Heute betreibt das Unternehmen mit der Unreal Engine das technische Rückgrat eines Großteils der AAA-Gaming-Industrie. Diese Marktposition macht den Schutz geistigen Eigentums für das Studio zu einer finanziellen Notwendigkeit.
Andere Studios wie Rockstar Games oder Nintendo agieren seit Jahren ähnlich restriktiv. Nach den massiven Leaks zu Grand Theft Auto VI verschärfte auch Take-Two Interactive die Überwachung interner Kommunikationswege.
Mögliche Gründe für die Funkstille
Die rechtliche Auseinandersetzung mit Hayden Cohen hat das Verhalten der Community-Insider verändert. Die Gründe für das aktuelle Informationsvakuum sind vielschichtig:
- Bekannte Dataminer befürchten bei einer Veröffentlichung von Inhalten rechtliche Konsequenzen durch Epic Games.

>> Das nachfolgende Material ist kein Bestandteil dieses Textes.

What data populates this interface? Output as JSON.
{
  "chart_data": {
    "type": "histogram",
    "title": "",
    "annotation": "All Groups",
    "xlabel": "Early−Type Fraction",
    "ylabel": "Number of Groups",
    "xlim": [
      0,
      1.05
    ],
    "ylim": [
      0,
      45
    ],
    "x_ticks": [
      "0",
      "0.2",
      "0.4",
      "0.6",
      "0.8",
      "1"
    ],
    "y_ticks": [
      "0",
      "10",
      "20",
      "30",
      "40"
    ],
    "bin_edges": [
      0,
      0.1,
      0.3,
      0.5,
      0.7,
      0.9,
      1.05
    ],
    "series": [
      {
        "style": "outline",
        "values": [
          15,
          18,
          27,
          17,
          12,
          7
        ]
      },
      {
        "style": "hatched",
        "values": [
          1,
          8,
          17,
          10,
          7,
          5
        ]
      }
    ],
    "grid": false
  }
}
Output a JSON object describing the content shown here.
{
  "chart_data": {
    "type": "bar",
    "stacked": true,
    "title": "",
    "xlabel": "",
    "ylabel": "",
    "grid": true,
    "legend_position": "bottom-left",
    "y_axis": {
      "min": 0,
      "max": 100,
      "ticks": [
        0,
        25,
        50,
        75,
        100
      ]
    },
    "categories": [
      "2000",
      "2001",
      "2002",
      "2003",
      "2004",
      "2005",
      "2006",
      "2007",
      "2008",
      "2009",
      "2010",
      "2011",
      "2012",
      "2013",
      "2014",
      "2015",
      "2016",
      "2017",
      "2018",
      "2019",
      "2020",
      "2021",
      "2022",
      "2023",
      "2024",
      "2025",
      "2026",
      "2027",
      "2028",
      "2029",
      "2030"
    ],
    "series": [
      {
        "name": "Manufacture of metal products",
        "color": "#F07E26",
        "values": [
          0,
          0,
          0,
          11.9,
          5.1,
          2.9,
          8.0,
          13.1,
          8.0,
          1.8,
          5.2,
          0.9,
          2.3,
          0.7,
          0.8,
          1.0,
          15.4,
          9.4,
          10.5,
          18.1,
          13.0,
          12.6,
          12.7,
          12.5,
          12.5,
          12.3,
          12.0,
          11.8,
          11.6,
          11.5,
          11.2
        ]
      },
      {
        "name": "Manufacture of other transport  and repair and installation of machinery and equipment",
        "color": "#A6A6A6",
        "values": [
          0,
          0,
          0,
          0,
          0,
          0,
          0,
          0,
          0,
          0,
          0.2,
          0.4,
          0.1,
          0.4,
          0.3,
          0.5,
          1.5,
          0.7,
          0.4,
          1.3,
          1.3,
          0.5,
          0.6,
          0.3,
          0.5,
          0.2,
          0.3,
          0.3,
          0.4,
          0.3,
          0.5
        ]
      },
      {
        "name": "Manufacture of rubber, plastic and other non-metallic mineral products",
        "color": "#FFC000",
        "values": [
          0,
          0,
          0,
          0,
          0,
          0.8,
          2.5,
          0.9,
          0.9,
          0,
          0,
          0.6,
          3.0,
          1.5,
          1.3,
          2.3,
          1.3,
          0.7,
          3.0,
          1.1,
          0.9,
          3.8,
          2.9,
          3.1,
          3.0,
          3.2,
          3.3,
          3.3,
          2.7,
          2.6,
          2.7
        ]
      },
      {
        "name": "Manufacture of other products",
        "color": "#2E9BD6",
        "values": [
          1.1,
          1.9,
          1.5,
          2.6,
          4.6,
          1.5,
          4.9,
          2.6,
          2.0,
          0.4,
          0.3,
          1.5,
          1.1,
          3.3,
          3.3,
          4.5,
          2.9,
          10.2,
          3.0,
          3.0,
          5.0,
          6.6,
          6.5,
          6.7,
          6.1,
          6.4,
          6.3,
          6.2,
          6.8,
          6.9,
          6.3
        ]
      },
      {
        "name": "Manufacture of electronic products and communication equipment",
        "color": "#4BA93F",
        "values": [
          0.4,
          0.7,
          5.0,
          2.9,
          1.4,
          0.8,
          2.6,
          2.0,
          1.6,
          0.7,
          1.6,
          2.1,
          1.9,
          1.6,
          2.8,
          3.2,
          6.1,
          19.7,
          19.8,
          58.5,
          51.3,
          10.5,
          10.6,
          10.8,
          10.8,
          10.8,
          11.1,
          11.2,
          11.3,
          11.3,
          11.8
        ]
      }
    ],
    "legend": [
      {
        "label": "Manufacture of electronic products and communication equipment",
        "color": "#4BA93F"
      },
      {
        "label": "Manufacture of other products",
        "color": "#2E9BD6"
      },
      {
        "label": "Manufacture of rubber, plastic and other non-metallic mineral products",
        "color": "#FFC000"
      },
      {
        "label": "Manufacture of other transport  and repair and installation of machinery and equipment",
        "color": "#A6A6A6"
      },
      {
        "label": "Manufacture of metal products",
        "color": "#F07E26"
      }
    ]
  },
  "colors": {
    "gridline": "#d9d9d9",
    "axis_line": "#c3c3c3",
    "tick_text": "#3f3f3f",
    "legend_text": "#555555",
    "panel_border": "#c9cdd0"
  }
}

- Die Entwickler nutzen nun verschlüsselte Pakete, die erst kurz vor dem Server-Update entschlüsselt werden.
- Partner, die über Support-a-Creator-Codes Zugang zu Vorab-Informationen erhalten, unterliegen strengeren Verschwiegenheitsvereinbarungen als jemals zuvor.
Historie und Ausblick auf Kollaborationen
Fortnite transformierte sich seit dem Start des Battle Royale-Modus im Jahr 2017 von einem Survival-Spiel zu einer Plattform für Popkultur-Events. Frühe Kooperationen wie das Thanos-Event (2018) setzten Maßstäbe für digitale In-Game-Marketing-Kampagnen.
Die von AdiraFNInfo geleakten Marken deuten auf eine fortlaufende Diversifizierung hin:
- Overwatch: Eine Zusammenarbeit mit Blizzard Entertainment würde die erste direkte Integration eines Konkurrenz-Shooters in das Fortnite-Ökosystem bedeuten.
- Kingdom Hearts: Das Franchise von Square Enix ist Teil der Disney-Strategie, die Epic Games durch eine Investition von 1,5 Milliarden Dollar in das Unternehmen massiv ausbaut.
- Minecraft: Eine Kooperation mit dem Microsoft-Titel wäre eine Premiere, da das Spiel bisher kaum Berührungspunkte mit dem Fortnite-Universum hatte.
Offen bleiben die Einträge zu Masters of the Universe. Ob diese Inhalte zum Start von Chapter 7 Season 3 oder erst im Verlauf der Saison erscheinen, kontrolliert Epic Games derzeit ohne externe Störungen. Das Fehlen von Leaks entzieht den sozialen Medien einen täglichen Diskussionspunkt, der das Spiel bisher konstant im Gespräch hielt.